“Anak yang hilang telah kembali”. Ya, itulah kata-kata yang diucapkan fans Milan saat Galliani berhasil mendatangkan kembali Ricardo Kaka dari Real Madrid pada bursa transfer musim panas.

Kaka yang merupakan pemain kesayangan publik San Siro didatangkan setelah jarang bermain di Madrid. Kedatangannya diharap dapat mengangkat mental dan moral tim setelah ditinggal sejumlah pemain bintang dan pemain senior Milan. Sebut saja, Ibrahimovich, Thiago Silva, Prince Boateng, Ambrosini, Gattuso, Pirlo dkk.

Meski sempat cedera awal musim ini, pemain elegan asal Brasil ini kembali dan bangkit dan mencetak gol 3 kali berturut-turut dalam tiga pertandingan terakhirnya kala melawan Celtic di Liga Champions, Genoa serta Catania di Serie A.

Tidak selincah dahulu saat terakhir kali mengenakan baju Milan tidak membuat Galliani kecewa, justru ia memuji Kaka, “Kaka pemain fenomenal. Saya menangis ketika saya pergi untuk menjualnya ke Real (Madrid), kemudian puji tuhan saya memiliki ide pada 31 Agustus untuk pergi ke Madrid, tanpa ada janji yang dibuat sebelumnya, dan dari pertemuan tersebut, semuanya terjadi, dan Kaka kembali (ke Milan),” ujarnya, kepada Football Italia, Senin (2/12/2013).

Galliani juga mengungkapkan kebahagian Milan yang berhasil menang dua kali berturut-turut saat bertandang melawan Celtic di Liga Champions dan melawan Catania di Serie A, “Saya senang dengan reaksi tim setelah kemasukan gol dan kemenangan ganda tandang melawan Celtic di Liga Champions dan Catania di Serie A,” tutupnya.

Wajar jika Galliani senang melihat peforma Milan dari dua pertandingan terakhir, karena Milan sebelumnya seperti lupa bagaimana cara untuk memenangkan pertandingan dan berada di peringkat 10 klasemen Serie A, pencapaian yang buruk untuk tim sekelas Milan. Dan tugas berat Kaka sebagai pemain yang pernah merasakan gelar Liga Champions untuk membawa dan memimpin Milan kembali bersaing di papan atas klasemen Serie A.

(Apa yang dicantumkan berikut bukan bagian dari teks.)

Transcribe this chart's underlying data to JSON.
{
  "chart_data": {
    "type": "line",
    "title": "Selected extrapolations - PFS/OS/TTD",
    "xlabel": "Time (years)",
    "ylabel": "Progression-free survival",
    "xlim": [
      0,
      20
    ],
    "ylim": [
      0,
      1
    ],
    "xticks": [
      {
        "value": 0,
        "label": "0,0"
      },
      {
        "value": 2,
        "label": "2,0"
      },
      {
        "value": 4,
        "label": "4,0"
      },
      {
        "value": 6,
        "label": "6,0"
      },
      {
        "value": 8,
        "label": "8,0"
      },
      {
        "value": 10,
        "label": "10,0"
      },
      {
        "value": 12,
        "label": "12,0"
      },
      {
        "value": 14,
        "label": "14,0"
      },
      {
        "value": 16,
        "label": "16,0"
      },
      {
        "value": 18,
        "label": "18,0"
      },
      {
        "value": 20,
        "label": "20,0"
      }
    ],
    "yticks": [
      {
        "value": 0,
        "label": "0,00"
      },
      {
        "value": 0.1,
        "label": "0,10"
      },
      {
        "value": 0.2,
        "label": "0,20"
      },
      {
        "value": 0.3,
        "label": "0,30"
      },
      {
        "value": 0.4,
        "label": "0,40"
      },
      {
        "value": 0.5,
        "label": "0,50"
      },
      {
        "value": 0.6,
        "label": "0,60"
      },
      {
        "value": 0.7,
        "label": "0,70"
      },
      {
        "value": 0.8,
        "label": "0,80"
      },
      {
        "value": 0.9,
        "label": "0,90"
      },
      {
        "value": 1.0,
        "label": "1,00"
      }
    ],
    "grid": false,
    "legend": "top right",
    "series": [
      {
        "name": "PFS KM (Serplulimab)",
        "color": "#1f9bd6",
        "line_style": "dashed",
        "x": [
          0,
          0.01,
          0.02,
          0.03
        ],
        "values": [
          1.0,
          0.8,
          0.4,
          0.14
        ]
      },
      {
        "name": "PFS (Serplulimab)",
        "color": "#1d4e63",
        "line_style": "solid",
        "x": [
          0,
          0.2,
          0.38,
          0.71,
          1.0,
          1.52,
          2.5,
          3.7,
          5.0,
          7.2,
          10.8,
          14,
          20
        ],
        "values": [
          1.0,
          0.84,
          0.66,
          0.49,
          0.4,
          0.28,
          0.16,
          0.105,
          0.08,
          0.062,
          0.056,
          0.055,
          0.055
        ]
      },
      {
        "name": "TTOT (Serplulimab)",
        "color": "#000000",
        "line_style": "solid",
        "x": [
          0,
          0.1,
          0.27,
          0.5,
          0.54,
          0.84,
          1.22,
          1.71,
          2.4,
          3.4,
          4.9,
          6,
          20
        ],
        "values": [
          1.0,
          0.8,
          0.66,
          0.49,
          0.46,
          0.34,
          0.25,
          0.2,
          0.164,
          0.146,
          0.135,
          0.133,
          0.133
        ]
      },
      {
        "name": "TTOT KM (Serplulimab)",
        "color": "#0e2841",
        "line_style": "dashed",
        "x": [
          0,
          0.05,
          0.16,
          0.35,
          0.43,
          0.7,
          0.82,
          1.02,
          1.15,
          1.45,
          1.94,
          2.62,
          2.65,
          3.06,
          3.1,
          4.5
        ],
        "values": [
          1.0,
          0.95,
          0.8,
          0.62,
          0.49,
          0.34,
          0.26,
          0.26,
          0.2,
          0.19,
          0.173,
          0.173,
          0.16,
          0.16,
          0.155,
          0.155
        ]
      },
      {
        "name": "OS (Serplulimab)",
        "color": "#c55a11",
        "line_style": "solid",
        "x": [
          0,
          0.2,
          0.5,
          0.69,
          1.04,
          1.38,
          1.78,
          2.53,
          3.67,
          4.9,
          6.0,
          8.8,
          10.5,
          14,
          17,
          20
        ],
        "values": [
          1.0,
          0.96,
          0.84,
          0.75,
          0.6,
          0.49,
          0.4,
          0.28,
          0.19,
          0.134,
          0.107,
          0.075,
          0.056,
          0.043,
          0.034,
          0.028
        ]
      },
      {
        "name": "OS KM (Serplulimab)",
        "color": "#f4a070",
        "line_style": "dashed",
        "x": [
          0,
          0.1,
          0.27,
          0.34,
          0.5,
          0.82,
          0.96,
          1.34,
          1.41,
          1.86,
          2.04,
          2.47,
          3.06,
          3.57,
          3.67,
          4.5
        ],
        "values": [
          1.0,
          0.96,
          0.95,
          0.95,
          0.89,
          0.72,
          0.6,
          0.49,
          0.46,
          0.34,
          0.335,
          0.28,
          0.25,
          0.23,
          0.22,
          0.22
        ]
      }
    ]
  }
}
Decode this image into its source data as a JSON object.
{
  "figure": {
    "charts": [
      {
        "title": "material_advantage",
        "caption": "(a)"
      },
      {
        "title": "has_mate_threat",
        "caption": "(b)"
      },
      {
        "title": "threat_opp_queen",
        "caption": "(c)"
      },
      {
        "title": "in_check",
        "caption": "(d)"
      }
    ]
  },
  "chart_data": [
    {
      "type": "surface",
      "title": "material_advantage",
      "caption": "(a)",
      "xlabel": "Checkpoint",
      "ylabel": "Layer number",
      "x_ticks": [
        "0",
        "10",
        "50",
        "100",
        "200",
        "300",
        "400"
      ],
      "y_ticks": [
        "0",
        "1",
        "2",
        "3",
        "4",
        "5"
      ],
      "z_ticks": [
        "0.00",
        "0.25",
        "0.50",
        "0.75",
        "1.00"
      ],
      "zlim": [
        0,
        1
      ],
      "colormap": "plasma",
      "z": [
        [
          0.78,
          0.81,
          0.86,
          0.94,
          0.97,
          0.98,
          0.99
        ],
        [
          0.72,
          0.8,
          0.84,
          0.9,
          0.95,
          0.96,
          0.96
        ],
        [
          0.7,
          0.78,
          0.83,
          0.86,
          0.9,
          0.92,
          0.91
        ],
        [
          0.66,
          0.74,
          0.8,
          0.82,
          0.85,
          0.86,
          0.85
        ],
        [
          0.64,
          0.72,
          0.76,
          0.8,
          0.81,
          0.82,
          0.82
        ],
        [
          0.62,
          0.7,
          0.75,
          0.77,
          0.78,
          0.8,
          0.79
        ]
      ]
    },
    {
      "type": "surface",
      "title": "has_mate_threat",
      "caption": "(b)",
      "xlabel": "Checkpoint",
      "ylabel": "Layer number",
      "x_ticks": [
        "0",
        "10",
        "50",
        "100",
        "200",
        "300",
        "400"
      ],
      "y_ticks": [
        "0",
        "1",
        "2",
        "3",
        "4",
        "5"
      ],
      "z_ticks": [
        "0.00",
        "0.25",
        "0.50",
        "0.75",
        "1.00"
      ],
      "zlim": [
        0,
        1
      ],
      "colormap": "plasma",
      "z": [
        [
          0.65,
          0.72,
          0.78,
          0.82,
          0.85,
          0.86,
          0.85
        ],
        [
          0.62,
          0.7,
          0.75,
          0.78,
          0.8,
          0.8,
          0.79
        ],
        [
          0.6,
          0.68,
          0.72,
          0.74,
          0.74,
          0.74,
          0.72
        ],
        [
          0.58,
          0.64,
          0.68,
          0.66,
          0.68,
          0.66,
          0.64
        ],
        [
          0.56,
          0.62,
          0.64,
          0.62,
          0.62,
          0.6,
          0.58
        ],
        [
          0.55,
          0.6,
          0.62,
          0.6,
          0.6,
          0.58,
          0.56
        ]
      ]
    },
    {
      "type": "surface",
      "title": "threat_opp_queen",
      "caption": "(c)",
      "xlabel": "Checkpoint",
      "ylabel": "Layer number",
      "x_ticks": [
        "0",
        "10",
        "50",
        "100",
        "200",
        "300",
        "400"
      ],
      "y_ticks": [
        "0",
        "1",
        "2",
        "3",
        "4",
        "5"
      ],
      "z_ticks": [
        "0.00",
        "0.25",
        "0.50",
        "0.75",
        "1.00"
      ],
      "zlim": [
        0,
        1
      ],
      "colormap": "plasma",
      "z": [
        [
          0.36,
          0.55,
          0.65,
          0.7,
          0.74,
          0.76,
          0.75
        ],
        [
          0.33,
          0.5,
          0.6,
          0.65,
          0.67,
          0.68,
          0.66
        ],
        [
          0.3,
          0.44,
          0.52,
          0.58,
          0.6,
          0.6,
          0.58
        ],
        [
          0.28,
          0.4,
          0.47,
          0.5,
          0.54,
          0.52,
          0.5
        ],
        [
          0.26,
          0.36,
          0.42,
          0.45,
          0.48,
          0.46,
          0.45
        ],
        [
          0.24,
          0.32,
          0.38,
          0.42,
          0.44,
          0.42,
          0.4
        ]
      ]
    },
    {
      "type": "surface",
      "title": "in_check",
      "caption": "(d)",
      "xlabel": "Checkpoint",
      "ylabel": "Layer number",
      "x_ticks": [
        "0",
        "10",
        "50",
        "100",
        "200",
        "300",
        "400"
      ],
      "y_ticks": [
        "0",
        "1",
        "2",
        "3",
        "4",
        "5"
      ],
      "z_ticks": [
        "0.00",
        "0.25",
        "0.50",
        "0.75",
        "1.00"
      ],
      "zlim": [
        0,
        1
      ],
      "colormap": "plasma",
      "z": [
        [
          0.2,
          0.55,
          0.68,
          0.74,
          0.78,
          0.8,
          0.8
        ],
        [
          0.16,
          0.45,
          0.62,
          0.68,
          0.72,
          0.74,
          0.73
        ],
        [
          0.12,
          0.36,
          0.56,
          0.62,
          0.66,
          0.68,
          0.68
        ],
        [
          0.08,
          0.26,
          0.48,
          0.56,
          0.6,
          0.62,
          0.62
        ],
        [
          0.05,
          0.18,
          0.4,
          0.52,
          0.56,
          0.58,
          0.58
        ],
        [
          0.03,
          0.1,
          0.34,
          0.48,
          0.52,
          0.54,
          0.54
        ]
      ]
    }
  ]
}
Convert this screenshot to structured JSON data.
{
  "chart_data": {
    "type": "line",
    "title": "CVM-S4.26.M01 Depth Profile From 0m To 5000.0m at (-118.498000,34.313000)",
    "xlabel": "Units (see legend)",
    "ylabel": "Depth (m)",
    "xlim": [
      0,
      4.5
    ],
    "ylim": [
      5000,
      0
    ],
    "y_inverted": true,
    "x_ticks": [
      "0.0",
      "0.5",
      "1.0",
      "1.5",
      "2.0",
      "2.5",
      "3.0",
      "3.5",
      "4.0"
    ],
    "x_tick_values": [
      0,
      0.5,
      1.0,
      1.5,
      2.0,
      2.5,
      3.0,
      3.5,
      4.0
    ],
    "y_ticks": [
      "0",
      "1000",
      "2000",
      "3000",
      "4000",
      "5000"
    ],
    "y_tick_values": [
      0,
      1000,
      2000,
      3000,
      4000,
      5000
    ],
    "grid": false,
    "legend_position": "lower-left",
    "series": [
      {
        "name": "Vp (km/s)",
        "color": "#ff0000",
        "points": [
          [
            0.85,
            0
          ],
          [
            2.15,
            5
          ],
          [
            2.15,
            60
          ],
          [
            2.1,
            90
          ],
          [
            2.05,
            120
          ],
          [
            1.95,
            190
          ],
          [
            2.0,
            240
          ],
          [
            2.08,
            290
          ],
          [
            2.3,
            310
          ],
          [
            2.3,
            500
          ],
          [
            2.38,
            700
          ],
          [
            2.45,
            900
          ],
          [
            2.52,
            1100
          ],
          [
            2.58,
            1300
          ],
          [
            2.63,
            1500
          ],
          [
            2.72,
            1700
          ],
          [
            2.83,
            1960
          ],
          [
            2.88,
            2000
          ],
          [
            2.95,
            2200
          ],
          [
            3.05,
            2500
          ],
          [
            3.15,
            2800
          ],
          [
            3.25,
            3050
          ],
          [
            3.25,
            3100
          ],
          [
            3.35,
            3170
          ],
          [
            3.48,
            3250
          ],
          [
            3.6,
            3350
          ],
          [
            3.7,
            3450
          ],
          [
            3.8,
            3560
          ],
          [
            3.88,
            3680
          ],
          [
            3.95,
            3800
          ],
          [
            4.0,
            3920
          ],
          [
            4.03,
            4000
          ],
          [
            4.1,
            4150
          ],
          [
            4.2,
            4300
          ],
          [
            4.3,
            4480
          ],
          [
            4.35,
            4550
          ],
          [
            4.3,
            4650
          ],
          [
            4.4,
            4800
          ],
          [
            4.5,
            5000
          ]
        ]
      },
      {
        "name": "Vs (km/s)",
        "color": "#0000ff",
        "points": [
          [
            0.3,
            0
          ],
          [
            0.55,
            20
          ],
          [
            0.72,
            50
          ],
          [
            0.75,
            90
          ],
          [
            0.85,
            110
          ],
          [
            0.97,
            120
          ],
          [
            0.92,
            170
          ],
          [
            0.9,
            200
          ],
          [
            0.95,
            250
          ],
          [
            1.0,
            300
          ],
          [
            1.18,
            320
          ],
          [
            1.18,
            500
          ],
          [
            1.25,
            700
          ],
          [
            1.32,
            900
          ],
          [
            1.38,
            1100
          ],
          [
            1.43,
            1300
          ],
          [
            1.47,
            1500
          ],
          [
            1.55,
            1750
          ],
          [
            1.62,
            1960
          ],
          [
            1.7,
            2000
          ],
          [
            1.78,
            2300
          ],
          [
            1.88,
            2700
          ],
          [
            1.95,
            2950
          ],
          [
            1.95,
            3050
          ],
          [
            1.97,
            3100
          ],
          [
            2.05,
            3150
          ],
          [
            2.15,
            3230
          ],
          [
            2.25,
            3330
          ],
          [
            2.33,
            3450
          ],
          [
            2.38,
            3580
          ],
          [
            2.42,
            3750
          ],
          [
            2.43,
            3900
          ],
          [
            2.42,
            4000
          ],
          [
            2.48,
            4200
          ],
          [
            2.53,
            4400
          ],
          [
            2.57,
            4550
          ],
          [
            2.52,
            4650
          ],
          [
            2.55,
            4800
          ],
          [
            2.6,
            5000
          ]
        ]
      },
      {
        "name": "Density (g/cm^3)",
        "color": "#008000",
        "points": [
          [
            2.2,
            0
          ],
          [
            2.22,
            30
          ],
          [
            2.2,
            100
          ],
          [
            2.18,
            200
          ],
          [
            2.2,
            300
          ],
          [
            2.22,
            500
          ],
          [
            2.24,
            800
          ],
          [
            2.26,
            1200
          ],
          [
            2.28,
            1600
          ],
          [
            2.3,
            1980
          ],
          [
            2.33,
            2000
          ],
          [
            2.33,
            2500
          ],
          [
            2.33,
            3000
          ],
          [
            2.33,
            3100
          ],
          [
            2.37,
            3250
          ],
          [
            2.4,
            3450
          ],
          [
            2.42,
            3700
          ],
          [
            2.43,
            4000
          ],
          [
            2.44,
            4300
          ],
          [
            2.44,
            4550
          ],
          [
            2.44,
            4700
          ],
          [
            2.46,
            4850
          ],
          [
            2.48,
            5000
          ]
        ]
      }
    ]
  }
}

Pemain bernama lengkap Ricardo Izecson dos Santos Leite telah memainkan 8 pertandingan di Serie A musim ini dengan torehan 3 gol dan 3 pertandingan di Liga Champions dengan 1 gol dan 2 assist. Kaka merupakan trequartista murni yang bermain elegan jika sedang dalam performanya, dan cocok dalam formasi yang mengandalkan trequartista seperti 4-3-1-2 atau 4-3-2-1.